Agility and planning are other areas where parallels can be drawn. During Ramadan – in life and work – no two days are the same. Some days fasting is easy, others not as much. At some points I have found myself analysing my food intake, for example planning to eat wholemeal pasta to help get through the day or eating smaller meals through the night. Undoubtedly, a certain degree of planning can be achieved, but inevitably I know I will be hungry. In the same fashion, we invest huge amounts of time and cost into planning for risks and adverse outcomes at work, but sometimes we have to accept that the unknown can happen and that change is inevitable.
Finally, it is important to note the importance of individuality, structure and productivity. Every individual engages with Ramadan differently.
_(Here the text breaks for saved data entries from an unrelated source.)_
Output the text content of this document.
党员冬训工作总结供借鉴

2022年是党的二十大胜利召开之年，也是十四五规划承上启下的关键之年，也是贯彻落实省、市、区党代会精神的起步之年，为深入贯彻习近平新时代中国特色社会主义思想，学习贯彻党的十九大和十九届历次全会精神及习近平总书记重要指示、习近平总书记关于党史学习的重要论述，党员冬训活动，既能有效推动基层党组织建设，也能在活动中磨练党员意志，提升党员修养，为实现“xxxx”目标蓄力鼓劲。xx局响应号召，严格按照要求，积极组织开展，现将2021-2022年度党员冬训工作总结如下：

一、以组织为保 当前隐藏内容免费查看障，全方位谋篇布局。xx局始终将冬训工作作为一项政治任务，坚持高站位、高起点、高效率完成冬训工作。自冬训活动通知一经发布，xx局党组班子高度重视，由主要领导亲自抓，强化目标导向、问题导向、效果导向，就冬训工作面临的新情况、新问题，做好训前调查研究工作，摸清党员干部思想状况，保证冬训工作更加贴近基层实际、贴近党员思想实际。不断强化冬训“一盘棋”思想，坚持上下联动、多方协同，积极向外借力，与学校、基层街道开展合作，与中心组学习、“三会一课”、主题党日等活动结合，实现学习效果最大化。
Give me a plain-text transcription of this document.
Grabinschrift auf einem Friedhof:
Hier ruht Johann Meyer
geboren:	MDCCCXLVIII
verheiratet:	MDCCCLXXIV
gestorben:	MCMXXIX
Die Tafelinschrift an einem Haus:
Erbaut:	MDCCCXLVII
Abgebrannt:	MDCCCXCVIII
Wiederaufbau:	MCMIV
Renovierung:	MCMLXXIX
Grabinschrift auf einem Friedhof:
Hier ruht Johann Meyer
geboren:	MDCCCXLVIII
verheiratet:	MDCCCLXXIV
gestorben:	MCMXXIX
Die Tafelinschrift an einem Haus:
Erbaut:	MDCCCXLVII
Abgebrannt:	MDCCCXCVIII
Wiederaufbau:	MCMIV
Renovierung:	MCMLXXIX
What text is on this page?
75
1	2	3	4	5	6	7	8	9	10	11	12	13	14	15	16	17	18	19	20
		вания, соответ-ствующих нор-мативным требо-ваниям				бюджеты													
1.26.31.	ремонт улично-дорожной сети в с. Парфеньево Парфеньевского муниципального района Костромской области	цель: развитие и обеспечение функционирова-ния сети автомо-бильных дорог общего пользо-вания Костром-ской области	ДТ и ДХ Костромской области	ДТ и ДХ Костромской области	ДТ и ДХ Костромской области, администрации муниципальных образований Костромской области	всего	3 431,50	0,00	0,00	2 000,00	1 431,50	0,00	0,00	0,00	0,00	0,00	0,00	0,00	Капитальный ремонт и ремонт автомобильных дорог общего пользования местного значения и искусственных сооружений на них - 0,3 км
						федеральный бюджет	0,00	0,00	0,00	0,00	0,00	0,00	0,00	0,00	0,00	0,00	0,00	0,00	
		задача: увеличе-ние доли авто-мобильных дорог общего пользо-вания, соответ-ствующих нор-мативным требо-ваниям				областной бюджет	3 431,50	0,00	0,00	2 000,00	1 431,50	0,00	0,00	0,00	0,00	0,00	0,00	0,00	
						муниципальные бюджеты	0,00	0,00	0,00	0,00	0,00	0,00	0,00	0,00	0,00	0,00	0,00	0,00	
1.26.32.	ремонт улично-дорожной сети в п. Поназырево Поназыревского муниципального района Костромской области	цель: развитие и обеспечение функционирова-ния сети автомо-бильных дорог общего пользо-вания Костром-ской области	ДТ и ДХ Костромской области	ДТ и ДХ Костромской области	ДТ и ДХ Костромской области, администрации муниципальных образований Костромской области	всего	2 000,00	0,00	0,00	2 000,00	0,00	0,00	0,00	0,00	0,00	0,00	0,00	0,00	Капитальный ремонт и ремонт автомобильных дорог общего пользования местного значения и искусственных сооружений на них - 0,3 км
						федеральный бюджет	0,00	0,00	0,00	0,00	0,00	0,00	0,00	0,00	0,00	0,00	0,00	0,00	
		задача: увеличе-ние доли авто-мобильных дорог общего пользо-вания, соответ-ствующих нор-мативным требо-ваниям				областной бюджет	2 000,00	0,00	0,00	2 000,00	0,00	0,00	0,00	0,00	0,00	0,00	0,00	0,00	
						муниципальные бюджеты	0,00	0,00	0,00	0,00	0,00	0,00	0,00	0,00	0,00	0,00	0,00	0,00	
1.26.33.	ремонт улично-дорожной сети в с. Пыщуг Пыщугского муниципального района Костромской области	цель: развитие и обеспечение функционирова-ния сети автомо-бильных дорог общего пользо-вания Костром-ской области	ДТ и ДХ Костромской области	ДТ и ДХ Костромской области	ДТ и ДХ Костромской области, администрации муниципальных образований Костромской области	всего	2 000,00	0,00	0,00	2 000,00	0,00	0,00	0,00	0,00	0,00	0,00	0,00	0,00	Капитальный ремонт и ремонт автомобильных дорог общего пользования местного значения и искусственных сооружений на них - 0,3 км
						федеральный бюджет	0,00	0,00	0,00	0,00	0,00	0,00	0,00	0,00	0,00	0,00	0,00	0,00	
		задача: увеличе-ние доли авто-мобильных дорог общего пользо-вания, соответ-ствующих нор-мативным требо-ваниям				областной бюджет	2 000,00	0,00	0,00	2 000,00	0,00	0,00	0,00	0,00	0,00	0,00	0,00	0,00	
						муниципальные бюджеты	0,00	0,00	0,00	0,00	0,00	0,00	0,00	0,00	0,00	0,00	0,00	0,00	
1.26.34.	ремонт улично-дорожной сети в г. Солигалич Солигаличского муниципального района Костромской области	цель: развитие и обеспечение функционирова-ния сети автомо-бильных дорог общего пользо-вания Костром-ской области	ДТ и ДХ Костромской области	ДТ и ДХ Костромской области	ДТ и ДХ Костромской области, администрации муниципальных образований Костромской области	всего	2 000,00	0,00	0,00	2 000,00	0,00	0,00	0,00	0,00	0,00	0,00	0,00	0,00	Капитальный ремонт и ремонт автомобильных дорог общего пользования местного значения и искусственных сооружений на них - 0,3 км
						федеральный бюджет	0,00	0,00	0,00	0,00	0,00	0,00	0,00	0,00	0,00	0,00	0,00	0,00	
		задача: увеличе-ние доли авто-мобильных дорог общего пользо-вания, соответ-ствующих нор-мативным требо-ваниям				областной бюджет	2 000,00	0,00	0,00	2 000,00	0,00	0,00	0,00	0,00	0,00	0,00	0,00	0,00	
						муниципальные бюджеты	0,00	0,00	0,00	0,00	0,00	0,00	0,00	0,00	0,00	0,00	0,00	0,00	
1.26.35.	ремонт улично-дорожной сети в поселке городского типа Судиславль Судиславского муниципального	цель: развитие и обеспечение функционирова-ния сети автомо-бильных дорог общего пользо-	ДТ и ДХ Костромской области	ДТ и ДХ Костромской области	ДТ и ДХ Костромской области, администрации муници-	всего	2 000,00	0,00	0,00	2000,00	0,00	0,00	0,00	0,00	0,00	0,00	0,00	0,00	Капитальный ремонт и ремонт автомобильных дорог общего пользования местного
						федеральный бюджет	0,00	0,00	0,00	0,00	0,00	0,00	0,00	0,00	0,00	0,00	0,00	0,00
Some are accustomed to maintaining a structure, while others will adapt through the weeks. Personally, I find myself most productive in the morning and that hasn’t changed for me. I use what would have been lunch and dinner breaks for some light exercise. With most of us working from home, we should maximise this opportunity for individuals to find structures that work for them. For line managers, it’s important to recognise and appreciate that everyone will have a different structure to their day.